Are you against the niqab (the full veil) in universities?

I am for the freedom of dress, but there are obviously some security principles that need to be respected. I also told the academics, when I spoke to them, to stop concentrating on that. It is really trivial, considering that there are 700,000 unemployed people in the country. We can’t work ourselves up just because there is a woman who wants to where the niqab. We are not going to make that a governmental question.

The thing that particularly concerned people was your differentiation of Tunisian women based on what they wear.

That is an unjust accusation. I have never stopped saying that equality between men and women is a red line. My desperate political adversaries are prepared to jump on any phrase and take it out of context.

What did you think of the cries of “Death to the Jews,” coming from some people who came to welcome the Palestinian leader of Hamas, Ismaïl Haniyeh, last week at the Tunis-Carthage airport?

It is grotesque and deplorable. I condemn it in the most absolute way possible. They are idiots who say stupid things.

Several French publications have not been distributed in Tunisia for the past couple of days, and it is not clear why. Is this censorship?

I am deeply attached to the freedom of the press, including the freedom to defend atheism and to attack Islam. But you have to know where to stop when you are offending others’ religious sensibilities.

Will you be a candidate in the next elections?

I don’t know. I am taking my time to see. But, in the end, it is the people who will be the judge.

You have always expressed your opposition to the death penalty. Do you think you will be able to to be first Arab-Muslim head of state to abolish it?

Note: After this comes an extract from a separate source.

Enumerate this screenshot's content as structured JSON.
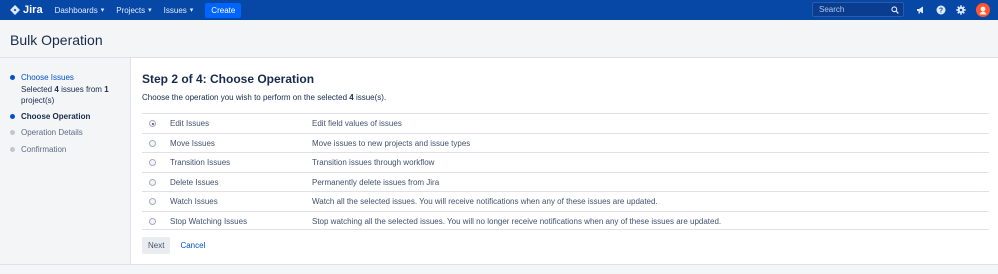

When I became president, I found 93 people, including three women, on death row. They have been pardoned (Marzouki is apparently referring to the fact that the sentences were commuted to life in prison). I will never sign an execution order. I am a convinced abolitionist. Considering the composition of the Constituent Assembly and the public opinion, I am not sure if we can abolish the death penalty. But we can get a moratorium that would make the practice impossible, even if for now we cannot abolish it in black and white.